Direct Align with Semantic Relative Preference Optimization (SRPO) aims to overcome these challenges. Faster training with fewer steps combined with flexible online reward adjustments will unlock sharper realism and better aesthetics. Users can expect higher quality results without the heavy compute or endless fine-tuning.
Installation
1. Update your ComfyUI from Manager by selecting Update All.
2. Do the basic flux Dev model setup. If you already setup just use that one as it uses the similar VAE, clip, text encoders that used by Flux Dev.
3. Download different models variants as per system requirements and use cases:
(a) Official raw Flux Dev SRPO for High VRAMs with maximum quality (diffusion_pytorch_model.safetensors)
(b) Download any of the quantized models (by wikeeyang):
-4Bit (Flux1-Dev-SRPO-v1-Q4_1.gguf)
-8bit(Flux1-Dev-SRPO-v1-Q8_0.gguf)
-FP8 (Flux1-Dev-SRPO-v1-fp8.safetensors)
(c) Flux dev SRPO BF16 (flux.1-dev-SRPO-bf16.safetensors) by rockerBOO
(d) Flux dev SRPO GGUF by Befox
The models get saved into ComfyUI/models/diffusion_models folder. For GGUF use location ComfyUI/models/unet folder.

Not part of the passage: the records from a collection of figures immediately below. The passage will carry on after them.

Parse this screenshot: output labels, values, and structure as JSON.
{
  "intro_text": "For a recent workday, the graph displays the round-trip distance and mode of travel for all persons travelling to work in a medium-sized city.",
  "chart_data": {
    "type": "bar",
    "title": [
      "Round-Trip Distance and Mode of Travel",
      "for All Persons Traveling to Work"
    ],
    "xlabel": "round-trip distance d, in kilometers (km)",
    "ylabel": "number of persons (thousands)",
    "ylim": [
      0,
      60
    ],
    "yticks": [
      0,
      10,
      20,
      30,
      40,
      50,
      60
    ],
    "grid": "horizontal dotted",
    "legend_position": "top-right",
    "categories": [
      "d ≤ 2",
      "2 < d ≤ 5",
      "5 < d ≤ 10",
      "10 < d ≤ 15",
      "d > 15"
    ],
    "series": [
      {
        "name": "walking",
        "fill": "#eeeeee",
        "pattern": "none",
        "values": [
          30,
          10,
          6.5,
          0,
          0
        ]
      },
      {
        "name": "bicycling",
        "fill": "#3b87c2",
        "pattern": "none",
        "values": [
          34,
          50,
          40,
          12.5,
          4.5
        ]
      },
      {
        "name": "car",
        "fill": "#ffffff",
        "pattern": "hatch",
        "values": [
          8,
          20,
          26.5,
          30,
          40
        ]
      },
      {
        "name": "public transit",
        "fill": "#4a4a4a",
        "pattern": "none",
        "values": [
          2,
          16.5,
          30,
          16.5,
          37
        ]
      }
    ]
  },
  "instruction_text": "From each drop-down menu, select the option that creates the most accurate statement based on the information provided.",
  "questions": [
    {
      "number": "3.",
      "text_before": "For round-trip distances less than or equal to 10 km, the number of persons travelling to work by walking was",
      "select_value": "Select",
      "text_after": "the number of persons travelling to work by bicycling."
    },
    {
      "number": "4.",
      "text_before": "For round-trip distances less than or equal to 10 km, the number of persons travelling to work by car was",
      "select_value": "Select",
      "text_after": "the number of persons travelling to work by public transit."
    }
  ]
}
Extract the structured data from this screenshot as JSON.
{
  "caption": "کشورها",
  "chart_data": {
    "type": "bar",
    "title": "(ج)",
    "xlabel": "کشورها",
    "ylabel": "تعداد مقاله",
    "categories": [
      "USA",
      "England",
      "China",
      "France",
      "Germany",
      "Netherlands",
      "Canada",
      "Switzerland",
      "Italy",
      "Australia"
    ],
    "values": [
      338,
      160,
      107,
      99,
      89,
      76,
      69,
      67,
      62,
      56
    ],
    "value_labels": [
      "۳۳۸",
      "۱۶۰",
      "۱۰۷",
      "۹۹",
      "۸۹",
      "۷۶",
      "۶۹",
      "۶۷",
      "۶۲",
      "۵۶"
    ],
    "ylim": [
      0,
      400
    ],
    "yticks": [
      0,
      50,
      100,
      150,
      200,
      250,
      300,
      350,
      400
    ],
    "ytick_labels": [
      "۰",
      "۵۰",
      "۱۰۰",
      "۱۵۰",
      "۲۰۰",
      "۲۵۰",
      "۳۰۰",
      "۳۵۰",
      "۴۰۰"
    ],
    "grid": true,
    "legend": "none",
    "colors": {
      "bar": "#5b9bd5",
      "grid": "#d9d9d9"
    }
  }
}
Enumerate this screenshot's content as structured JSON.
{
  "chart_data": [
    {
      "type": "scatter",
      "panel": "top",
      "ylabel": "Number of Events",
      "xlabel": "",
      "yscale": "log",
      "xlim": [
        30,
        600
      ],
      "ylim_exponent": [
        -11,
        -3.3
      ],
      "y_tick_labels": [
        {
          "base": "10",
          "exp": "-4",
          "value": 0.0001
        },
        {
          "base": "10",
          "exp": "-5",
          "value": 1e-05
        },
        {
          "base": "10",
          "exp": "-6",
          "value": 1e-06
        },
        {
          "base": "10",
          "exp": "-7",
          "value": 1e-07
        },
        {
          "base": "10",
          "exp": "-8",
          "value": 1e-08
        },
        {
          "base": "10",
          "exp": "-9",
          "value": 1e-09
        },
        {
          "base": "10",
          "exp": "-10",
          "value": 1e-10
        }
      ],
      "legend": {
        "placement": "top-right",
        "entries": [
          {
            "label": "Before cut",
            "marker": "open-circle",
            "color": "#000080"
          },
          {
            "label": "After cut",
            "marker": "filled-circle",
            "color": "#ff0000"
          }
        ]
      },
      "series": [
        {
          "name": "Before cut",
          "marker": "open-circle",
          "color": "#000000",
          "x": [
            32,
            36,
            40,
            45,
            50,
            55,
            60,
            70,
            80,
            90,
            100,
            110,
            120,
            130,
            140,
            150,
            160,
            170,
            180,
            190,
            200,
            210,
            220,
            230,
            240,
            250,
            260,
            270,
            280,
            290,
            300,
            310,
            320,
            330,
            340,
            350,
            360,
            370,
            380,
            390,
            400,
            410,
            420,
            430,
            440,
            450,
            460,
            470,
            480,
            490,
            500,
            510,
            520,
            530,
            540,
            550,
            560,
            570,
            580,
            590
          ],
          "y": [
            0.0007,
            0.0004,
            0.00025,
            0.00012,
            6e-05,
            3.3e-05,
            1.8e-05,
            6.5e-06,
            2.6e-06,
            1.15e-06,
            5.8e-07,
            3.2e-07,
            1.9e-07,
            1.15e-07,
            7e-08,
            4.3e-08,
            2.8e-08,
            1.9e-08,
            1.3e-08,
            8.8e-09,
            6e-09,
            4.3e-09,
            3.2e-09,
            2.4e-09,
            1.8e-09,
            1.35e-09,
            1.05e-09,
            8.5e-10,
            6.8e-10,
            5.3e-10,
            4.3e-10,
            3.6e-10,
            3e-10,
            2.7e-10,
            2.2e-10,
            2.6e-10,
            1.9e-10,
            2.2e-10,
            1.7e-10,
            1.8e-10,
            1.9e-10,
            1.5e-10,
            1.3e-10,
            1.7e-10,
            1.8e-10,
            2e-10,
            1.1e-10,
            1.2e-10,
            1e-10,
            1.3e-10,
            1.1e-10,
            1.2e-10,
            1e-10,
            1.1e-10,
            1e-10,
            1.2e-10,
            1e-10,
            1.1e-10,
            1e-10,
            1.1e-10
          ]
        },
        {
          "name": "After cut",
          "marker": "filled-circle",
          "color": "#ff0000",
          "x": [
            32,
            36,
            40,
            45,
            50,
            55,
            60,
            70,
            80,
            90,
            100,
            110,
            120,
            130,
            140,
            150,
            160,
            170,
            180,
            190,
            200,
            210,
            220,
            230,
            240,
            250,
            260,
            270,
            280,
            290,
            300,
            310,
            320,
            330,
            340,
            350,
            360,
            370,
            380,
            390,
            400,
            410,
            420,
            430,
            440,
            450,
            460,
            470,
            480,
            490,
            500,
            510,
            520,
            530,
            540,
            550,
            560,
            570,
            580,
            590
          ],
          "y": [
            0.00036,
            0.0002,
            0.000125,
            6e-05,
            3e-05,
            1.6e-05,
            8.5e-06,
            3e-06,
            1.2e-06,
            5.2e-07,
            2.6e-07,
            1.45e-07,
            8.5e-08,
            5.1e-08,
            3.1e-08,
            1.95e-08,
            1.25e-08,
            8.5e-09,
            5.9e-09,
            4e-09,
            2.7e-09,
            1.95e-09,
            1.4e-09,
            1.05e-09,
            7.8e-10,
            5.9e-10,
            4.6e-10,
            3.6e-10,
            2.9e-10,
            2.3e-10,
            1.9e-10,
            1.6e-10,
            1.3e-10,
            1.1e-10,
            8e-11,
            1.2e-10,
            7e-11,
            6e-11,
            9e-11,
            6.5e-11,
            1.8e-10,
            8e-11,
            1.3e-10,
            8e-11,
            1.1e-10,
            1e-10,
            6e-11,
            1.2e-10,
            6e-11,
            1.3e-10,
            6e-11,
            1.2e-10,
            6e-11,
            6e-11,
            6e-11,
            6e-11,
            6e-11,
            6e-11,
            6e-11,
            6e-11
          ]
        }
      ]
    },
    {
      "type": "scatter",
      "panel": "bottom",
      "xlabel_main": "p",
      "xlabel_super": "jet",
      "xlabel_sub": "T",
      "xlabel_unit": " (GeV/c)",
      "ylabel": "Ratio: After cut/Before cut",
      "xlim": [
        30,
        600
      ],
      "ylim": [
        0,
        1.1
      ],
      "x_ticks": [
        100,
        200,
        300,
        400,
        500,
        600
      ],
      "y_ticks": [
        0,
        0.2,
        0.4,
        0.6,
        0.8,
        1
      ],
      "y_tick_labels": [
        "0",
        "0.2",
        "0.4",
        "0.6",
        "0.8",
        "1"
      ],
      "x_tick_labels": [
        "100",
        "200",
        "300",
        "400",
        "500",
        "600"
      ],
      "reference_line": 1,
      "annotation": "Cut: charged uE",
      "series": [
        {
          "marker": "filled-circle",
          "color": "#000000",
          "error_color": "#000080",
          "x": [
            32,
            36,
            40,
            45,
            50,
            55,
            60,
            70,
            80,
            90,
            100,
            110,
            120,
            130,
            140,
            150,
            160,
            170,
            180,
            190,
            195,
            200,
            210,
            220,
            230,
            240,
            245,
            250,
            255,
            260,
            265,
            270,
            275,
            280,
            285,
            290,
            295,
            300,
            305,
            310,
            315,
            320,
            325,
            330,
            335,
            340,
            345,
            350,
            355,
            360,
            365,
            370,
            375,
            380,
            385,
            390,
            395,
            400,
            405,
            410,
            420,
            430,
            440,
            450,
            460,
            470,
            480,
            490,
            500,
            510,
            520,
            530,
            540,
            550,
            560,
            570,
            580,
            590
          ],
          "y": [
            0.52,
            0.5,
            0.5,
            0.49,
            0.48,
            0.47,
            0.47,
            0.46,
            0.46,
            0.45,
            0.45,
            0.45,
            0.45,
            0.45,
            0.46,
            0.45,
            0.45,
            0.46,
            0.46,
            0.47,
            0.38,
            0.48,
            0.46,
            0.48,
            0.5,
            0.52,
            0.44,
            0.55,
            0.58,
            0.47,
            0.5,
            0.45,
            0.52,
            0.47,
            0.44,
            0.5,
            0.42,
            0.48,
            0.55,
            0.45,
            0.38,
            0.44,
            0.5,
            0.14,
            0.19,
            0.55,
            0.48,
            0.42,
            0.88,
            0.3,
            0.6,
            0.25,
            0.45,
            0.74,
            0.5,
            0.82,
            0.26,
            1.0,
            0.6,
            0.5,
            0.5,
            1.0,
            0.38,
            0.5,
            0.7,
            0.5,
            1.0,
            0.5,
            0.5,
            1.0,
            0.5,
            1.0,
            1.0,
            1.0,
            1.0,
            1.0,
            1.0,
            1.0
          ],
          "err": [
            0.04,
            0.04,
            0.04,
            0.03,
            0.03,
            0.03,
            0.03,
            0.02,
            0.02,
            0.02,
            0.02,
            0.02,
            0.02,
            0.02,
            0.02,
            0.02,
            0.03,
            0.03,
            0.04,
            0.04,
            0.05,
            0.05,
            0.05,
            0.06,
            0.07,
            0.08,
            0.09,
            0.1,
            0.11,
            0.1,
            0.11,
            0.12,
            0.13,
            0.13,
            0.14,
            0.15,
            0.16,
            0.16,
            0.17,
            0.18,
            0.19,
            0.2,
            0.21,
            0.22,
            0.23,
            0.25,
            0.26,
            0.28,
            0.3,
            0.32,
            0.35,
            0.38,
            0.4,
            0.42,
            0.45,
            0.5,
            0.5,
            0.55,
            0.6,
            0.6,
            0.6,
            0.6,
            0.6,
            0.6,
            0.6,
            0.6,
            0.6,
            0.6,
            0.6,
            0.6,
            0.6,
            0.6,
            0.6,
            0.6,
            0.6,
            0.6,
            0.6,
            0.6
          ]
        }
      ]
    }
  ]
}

4. Use the same VAE, text encoders and Clip models as for Flux Dev. You donot need to download these again.
5. Refresh comfyUI and refresh to take effect.
Workflow
1. Download the official json basic Flux Srpo workflow from official Hugging face repository. For GGUF, download the GGUF Flux Srpo workflow.
2. Drag and drop into ComfyUI. If you get missing error nodes message, just install them from the Manager by selecting Install Missing custom nodes.
3. Load Flux SRPO model into load diffusion model node. If using the GGUF variant use the UNET load node instead.
4. Put your Text prompt into prompt box.
5. set KSampler settings.
6. Hit Run to start generation.
Test 1
Prompt:
Ultra-realistic professional fashion photoshoot of a 25-year-old female
model, wearing a sleek red satin gown, posing confidently in a modern
photography studio with soft key lighting. High-end DSLR look, cinematic
depth of field, realistic skin texture, glossy highlights, Vogue
magazine cover style.
Resolution - 1024 by 1024
CFG- 3.5
Steps- 90
Test 2
Prompt:
Ultra-realistic photoshoot of a young male model in casual denim jacket and white t-shirt, standing on a city street at golden hour, warm sunlight casting natural shadows, cinematic realism, sharp focus, magazine editorial style.
Resolution - 1024 by 1024
CFG- 3.5
Steps- 50
Test 3
Prompt:
A dark grainy security camera footage photo of Santa Claus wearing night vision googles, sneaking through a living room, holding a bottle of Jack Daniels
Resolution - 1024 by 1024
CFG- 3.5
Steps- 80
Test 4
Prompt:
A young Instagram reel creator, stylish and energetic, sitting at a modern desk with ring light and smartphone mounted on a tripod. She is going live with her audience, smiling, waving, and interacting warmly as if talking directly to viewers. Background shows cozy studio lighting with LED neon signs, plants, and creative decor. Cinematic lighting, high-definition, smooth camera panning, soft bokeh in the background. A dynamic, lively atmosphere with slight camera movement for realism. The mood is engaging, cheerful, and professional, designed for Instagram live aesthetics.
Resolution - 1024 by 1024
CFG- 3.5
Steps- 90
Test 5
Prompt:
Ring doorbell footage of Minecraft Steve trying to deliver a Minecraft steak, standing awkardly.
Resolution - 1024 by 1024
CFG- 3.5
Steps- 50
This approach feels like a big leap forward for the practical use of diffusion models. The blend of optimized denoising with online preference alignment not only saves compute but makes the model more user centric. Creative professionals will appreciate the ability to nudge results on the fly with prompt based control. It moves beyond static reward models into a space where AI adapts as quickly as human preferences shift. Direct Align and SRPO make photorealism in AI image generation more achievable and more accessible.